Tis the season to be busy.

Christmas shopping, working, cleaning, preparing for get-togethers, cookie-baking, concerts, school plays, wrapping, church activities…and on.

How’s your calendar look?  Overloaded?

How do you feel right now?  Overloaded?

Me too.

I completely stink at time management.  I get immersed in reading, writing, cleaning, or spending time with my family, and all else fades.  When I jump in to something, I am ALL in.

I can’t do anything halfway.  Multi-tasking is not my thing.

So, as the holidays approached, I promised myself I would not stress; I would not get in over my head.  I would calmly and prayerfully approach this season.  I would enjoy, not stress.
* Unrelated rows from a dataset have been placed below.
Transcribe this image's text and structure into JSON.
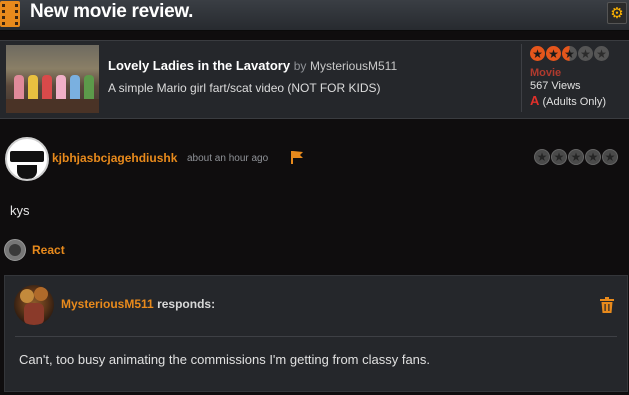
{
  "header": {
    "title": "New movie review.",
    "film_icon": "film-strip-icon",
    "settings_icon": "gear-icon",
    "accent": "#e88a1c"
  },
  "movie": {
    "title": "Lovely Ladies in the Lavatory",
    "by": "by",
    "author": "MysteriousM511",
    "description": "A simple Mario girl fart/scat video (NOT FOR KIDS)",
    "rating_stars": 2.5,
    "rating_max": 5,
    "type": "Movie",
    "views": "567 Views",
    "content_rating_letter": "A",
    "content_rating_label": "(Adults Only)"
  },
  "review": {
    "username": "kjbhjasbcjagehdiushk",
    "time": "about an hour ago",
    "text": "kys",
    "flag_icon": "flag-icon",
    "user_stars": 0,
    "react_label": "React"
  },
  "response": {
    "author": "MysteriousM511",
    "verb": "responds:",
    "text": "Can't, too busy animating the commissions I'm getting from classy fans.",
    "delete_icon": "trash-icon"
  },
  "colors": {
    "background": "#0f0d0e",
    "panel": "#25272b",
    "star_fill": "#e5561c",
    "adult_red": "#e0302a"
  }
}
Last night I was on my computer.  (I’d taken Tuesday off from email and my blog and was definitely feeling “behind.”)  My husband, Steve, was gathering us for our family Bible study; I kept saying…just a minute.  Hold on.

Woah.  Is there anything more important than reading God’s Word with my kiddos?  Than praying with my family?   No.  Oh my word.  I needed smacked!

God kept me up for awhile after our family Bible study. I chatted with a friend about my inability to say no and manage time well, especially when the to-do list is longer because of the holidays.

I pulled out my Jesus Calling book and journal, asking God to write on that paper whatever he needed me to know.  Song lyrics began coursing through my mind and on to the paper…

Hallelujah, we’ve been found

A child is born to save us now

Hallelujah, light has come

A Savior who will set us free

A promise for those who believe

Barlow Girl, Light Has Come

I’ve been found.  A child was born to save me.  He’s the light of the world and calls me to shine His light in the world (Matthew 5).

I am His.  I don’t have to please everyone this season (or ever).  I can’t be in 30 places at once, doing 30 different things.  I can’t say yes to every get together.  I can’t meet every need.

But, He can.  He will.  Sometimes I simply forget He doesn’t need me.  (He want me though:)

I am called to be His hands and feet (Mark 16), but not in all places all at once.  In fact, that way of thinking is prideful and arrogant.  Again, He doesn’t need me.

Light Has Come served as a reminder that he’s the light, shining through me.  He can’t shine through me if I am in a crazed state, running from place to place.

I know this.  I have known this.  But, I am thankful God sat me down and reminded me last night.  That reminder made today peaceful.

Sitting with my kiddos.  Cooking for some sweet people.  Coloring Christmas pictures with two great friends and those staying at a local homeless shelter.

Just yesterday, I would’ve viewed two hours of coloring as something for which I did not have time.

Today?  It was joyful.  Sweet.  Heart-warming.  A privilege.  To sit with others, talking, laughing, and coloring. Just being.

I pray you’re making time to color this season.  One of the greatest gifts you can give is the gift of time.